It Doesn't Have to Be Crazy at Work by Jason Fried & David Heinemeier Hansson

It Doesn't Have to Be Crazy at Work by Jason Fried & David Heinemeier Hansson

Author:Jason Fried & David Heinemeier Hansson
Language: eng
Format: epub, mobi, azw3
Tags: Non-Fiction, Business, Management, Self Help, Economics
Publisher: HarperCollins
Published: 2018-08-27T00:00:00+00:00


Not a single benefit aimed at trapping people at the office. Not a single benefit that would make someone prefer to be at work rather than at home. Not a single benefit that puts work ahead of life. Instead, plenty of reasons to close the laptop at a reasonable time so that there’s time to learn, cook, work out, and live life with family and friends.

Library Rules

Whoever managed to rebrand the typical open-plan office—with all its noise, lack of privacy, and resulting interruptions—as something hip and modern deserves a damn medal from the Committee of Irritating Distractions. Such offices are great at one thing: packing in as many people as possible at the expense of the individual.

Open-plan offices suck at providing an environment for calm, creative work done by professionals who need peace, quiet, privacy, and space to think and do their best.

It’s even worse when you mix professions with different requirements. When sales or service people, who often need to be loud and jovial on the phone, have to share accommodations with people who need long stretches of quiet, you’re not only destroying productivity, you’re fomenting resentment.

In spaces like that, distractions spread like viruses. Before you know it, everyone’s infected.

While closed, private individual offices are one reasonable solution, if everyone doesn’t get one you’ll be breeding bitterness. But there’s good news: You don’t have to give up on the open-plan office per se, but you do need to give up on the typical open-office mindset.

That’s what we did with our Chicago office at Basecamp. Rather than thinking of it as an office, we think of it as a library. In fact, we call our guiding principle: Library Rules.

Walk into a library anywhere in the world and you’ll notice the same thing: It’s quiet and calm. Everyone knows how to behave in a library. In fact, few things transcend cultures like library behavior. It’s a place where people go to read, think, study, focus, and work. And the hushed, respectful environment reflects that.

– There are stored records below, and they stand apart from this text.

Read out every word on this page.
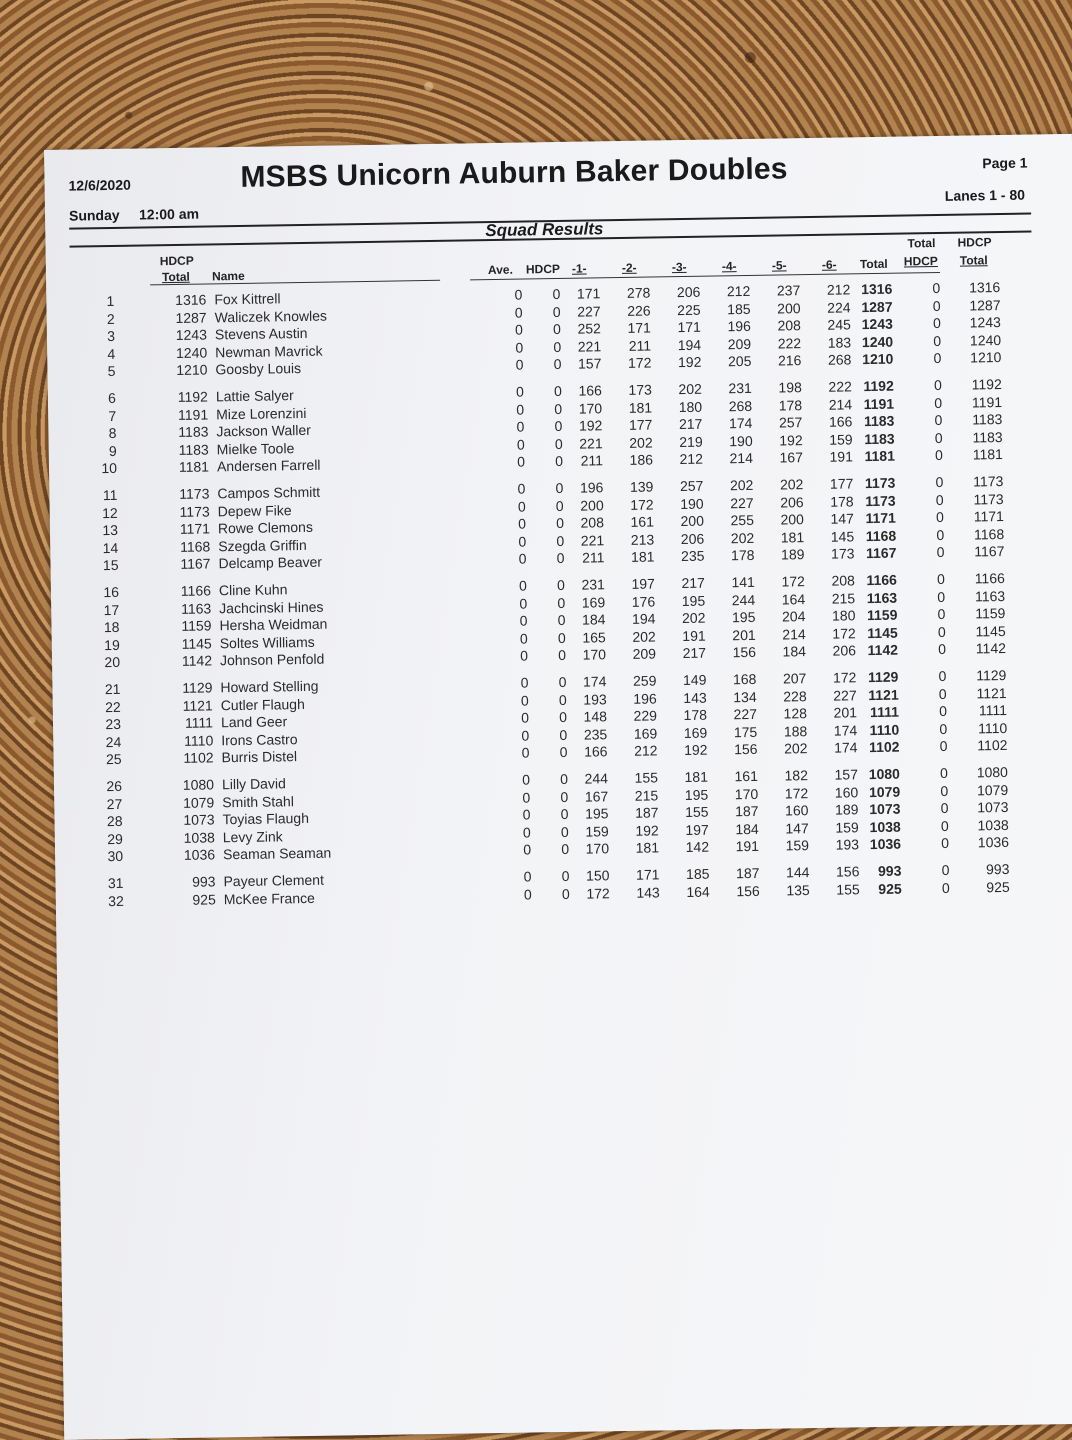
12/6/2020	MSBS Unicorn Auburn Baker Doubles	Page 1
Sunday 12:00 am
Lanes 1 - 80
Squad Results
HDCP
Total Name	Ave. HDCP -1-	-2-	-3-	-4-	-5-	-6- Total
Total
HDCP
HDCP
Total
1	1316 Fox Kittrell	0 0 171 278 206 212 237 212 1316	0 1316
2	1287 Waliczek Knowles	0 0 227 226 225 185 200 224 1287	0 1287
3	1243 Stevens Austin	0 0 252 171 171 196 208 245 1243	0 1243
4	1240 Newman Mavrick	0 0 221 211 194 209 222 183 1240	0 1240
5	1210 Goosby Louis	0 0 157 172 192 205 216 268 1210	0 1210
6	1192 Lattie Salyer	0 0 166 173 202 231 198 222 1192	0 1192
7	1191 Mize Lorenzini	0 0 170 181 180 268 178 214 1191	0 1191
8	1183 Jackson Waller	0 0 192 177 217 174 257 166 1183	0 1183
9	1183 Mielke Toole	0 0 221 202 219 190 192 159 1183	0 1183
10	1181 Andersen Farrell	0 0 211 186 212 214 167 191 1181	0 1181
11	1173 Campos Schmitt	0 0 196 139 257 202 202 177 1173	0 1173
12	1173 Depew Fike	0 0 200 172 190 227 206 178 1173	0 1173
13	1171 Rowe Clemons	0 0 208 161 200 255 200 147 1171	0 1171
14	1168 Szegda Griffin	0 0 221 213 206 202 181 145 1168	0 1168
15	1167 Delcamp Beaver	0 0 211 181 235 178 189 173 1167	0 1167
16	1166 Cline Kuhn	0 0 231 197 217 141 172 208 1166	0 1166
17	1163 Jachcinski Hines	0 0 169 176 195 244 164 215 1163	0 1163
18	1159 Hersha Weidman	0 0 184 194 202 195 204 180 1159	0 1159
19	1145 Soltes Williams	0 0 165 202 191 201 214 172 1145	0 1145
20	1142 Johnson Penfold	0 0 170 209 217 156 184 206 1142	0 1142
21	1129 Howard Stelling	0 0 174 259 149 168 207 172 1129	0 1129
22	1121 Cutler Flaugh	0 0 193 196 143 134 228 227 1121	0 1121
23	1111 Land Geer	0 0 148 229 178 227 128 201 1111	0 1111
24	1110 Irons Castro	0 0 235 169 169 175 188 174 1110	0 1110
25	1102 Burris Distel	0 0 166 212 192 156 202 174 1102	0 1102
26	1080 Lilly David	0 0 244 155 181 161 182 157 1080	0 1080
27	1079 Smith Stahl	0 0 167 215 195 170 172 160 1079	0 1079
28	1073 Toyias Flaugh	0 0 195 187 155 187 160 189 1073	0 1073
29	1038 Levy Zink	0 0 159 192 197 184 147 159 1038	0 1038
30	1036 Seaman Seaman	0 0 170 181 142 191 159 193 1036	0 1036
31	993 Payeur Clement	0 0 150 171 185 187 144 156 993	0	993
32	925 McKee France	0 0 172 143 164 156 135 155 925	0	925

Isn’t that what an office should be?

People who visit our office for the first time are startled by the silence and serenity. It doesn’t look, sound, or behave like a traditional office. That’s because it’s really a library for work rather than an office for distraction.

In our office, if someone’s at their desk, we assume they’re deep in thought and focused on their work. That means we don’t walk up to them and interrupt them. It also means conversations should be kept to a whisper so as not to disturb anyone who could possibly hear you. Quiet runs the show.

To account for the need for the occasional full-volume collaboration, we’ve designated a handful of small rooms in the center of the office where people can go to if they need to work on something together (or make a private call).

A few simple choices, a shift in mindset, and a cultural respect for everyone’s time, attention, focus, and work are all that’s necessary to make Library Rules your rules. People already instinctively know Library Rules, they just need to practice them at the office, too.